Held Hostage: Thousands of Patient’s Medical Records Held For Ransom in Ontario Home Care Data Breach
The personal contact information and detailed medical histories of possibly tens of thousands home-care patients in Ontario, Canada are allegedly being held for ransom by hackers who have breached the computer systems of health-care provider CarePartners.
CarePartners is a provider of home medical services that’s contracted by the government of Ontario. The company announced in June that there had been a data breach and that patient’s information had been “inappropriately accessed,” without further elaboration.
A group claiming responsibility for the breach provided a sample of the data they took to CBC News. The sample includes thousands of detailed patient medical records and contact information. Another document shows over one hundred active patient credit card numbers and security codes.
The thieves claimed that the sample is a small percentage of hundreds of thousands of patient records and information that they possess.
“We requested compensation in exchange for telling them how to fix their security issues and for us to not leak data online,” they told CBC News.
CarePartners hasn’t answered questions about the ransom and it isn’t known if or when the attackers will post the sensitive data online.
A Forensic Investigation is Underway
CarePartners made a statement that they were contacted by the attackers on June 11th via email with an attachment of an authentic sample of patient and employee data, later verified by the company. A week later, on June 18, the company made a news release notifying patients of the breach. The company stated that they informed the affected employees directly.
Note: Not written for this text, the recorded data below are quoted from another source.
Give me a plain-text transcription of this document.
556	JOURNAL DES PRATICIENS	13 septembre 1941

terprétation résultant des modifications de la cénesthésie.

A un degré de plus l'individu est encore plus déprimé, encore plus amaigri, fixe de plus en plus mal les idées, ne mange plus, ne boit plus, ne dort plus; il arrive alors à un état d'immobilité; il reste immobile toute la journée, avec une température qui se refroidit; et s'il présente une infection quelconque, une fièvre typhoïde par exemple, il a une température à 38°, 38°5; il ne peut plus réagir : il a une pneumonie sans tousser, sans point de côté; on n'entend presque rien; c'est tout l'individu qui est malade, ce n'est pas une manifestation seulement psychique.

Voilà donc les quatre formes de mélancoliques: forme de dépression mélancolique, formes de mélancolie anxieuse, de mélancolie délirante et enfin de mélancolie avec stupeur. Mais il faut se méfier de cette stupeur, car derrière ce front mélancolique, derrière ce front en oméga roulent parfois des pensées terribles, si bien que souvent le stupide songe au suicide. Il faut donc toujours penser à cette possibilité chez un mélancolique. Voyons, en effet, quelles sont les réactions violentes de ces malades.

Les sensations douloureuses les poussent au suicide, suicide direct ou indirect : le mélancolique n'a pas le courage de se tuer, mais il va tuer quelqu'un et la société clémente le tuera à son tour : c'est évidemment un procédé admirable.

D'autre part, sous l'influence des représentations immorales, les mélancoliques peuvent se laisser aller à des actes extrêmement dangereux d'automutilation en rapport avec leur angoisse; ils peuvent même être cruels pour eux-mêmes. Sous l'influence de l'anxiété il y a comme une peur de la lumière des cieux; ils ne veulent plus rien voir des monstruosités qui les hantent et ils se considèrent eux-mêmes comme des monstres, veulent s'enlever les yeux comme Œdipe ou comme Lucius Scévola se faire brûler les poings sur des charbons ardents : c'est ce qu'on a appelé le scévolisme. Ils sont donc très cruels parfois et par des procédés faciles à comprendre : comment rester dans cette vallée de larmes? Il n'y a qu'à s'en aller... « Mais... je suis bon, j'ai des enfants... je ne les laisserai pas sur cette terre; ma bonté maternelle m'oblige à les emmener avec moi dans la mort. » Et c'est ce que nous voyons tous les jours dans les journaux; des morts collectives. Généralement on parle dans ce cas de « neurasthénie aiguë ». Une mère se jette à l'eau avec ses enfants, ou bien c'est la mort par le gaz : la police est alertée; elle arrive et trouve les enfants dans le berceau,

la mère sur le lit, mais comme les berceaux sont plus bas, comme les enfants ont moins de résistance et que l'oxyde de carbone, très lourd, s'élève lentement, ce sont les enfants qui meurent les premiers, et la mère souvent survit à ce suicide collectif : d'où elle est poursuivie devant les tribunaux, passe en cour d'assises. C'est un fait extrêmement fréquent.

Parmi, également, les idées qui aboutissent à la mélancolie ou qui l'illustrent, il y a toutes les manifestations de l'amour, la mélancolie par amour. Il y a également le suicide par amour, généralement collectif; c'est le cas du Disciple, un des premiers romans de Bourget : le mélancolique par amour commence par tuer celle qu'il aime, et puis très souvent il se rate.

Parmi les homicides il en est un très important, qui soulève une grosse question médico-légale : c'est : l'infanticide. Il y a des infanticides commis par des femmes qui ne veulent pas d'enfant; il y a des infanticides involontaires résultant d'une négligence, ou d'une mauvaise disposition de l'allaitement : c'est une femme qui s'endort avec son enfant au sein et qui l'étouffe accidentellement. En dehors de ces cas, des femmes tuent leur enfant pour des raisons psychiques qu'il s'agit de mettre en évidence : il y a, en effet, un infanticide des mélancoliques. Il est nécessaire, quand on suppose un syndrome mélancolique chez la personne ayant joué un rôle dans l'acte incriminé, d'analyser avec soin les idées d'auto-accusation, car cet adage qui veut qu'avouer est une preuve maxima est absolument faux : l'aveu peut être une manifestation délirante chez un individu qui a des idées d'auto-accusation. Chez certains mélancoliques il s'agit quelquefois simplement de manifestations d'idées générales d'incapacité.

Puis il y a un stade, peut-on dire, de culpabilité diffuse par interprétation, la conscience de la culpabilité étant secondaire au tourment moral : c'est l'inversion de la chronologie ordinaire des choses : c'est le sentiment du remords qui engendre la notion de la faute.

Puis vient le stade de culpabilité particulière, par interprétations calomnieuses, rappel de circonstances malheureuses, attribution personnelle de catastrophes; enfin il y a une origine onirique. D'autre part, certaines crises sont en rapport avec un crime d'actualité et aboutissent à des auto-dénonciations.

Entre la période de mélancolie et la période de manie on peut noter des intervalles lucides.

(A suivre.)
The Office of the Information and Privacy Commissioner of Ontario is investigating. “We will be assessing whether the breach could have been prevented, whether adequate steps are being taken to respond to it, and to ensure that systems are in place to help prevent future breaches.”
Under Ontario’s Personal Health Information Protection Act, health-care providers are required to “take precautions to safeguard against theft, loss, as well as unauthorized collection, use, disclosure, copying, modification or disposal of your personal health information” and ensure that health records are kept securely.
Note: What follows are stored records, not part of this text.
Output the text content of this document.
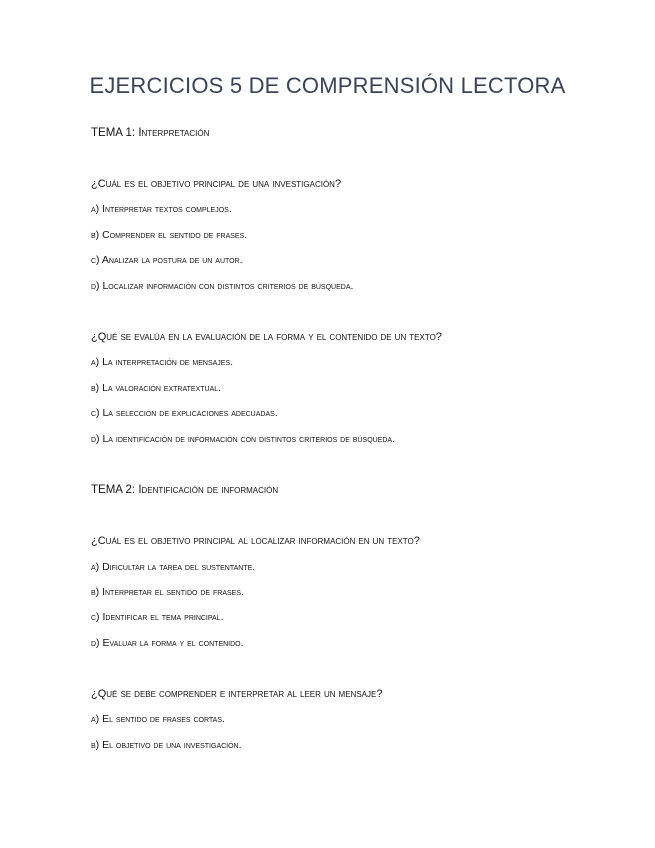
EJERCICIOS 5 DE COMPRENSIÓN LECTORA
TEMA 1: Interpretación
¿Cuál es el objetivo principal de una investigación?
a) Interpretar textos complejos.
b) Comprender el sentido de frases.
c) Analizar la postura de un autor.
d) Localizar información con distintos criterios de búsqueda.
¿Qué se evalúa en la evaluación de la forma y el contenido de un texto?
a) La interpretación de mensajes.
b) La valoración extratextual.
c) La selección de explicaciones adecuadas.
d) La identificación de información con distintos criterios de búsqueda.
TEMA 2: Identificación de información
¿Cuál es el objetivo principal al localizar información en un texto?
a) Dificultar la tarea del sustentante.
b) Interpretar el sentido de frases.
c) Identificar el tema principal.
d) Evaluar la forma y el contenido.
¿Qué se debe comprender e interpretar al leer un mensaje?
a) El sentido de frases cortas.
b) El objetivo de una investigación.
Violations of the act can lead to prosecution. If found guilty, companies can be fined up to $500,000, and individuals may be fined up to $100,000.
Attackers Claim There Was No Encryption
The attackers claim they discovered and exploited a vulnerability in software that hadn’t been updated in two years. They say that the attack was “completely avoidable” and that none of the data they accessed was encrypted.
CarePartners said it “takes the safeguarding of personal health and financial information seriously” — regularly updating its systems, and depending on a “leading third party” to manage its computers and networks.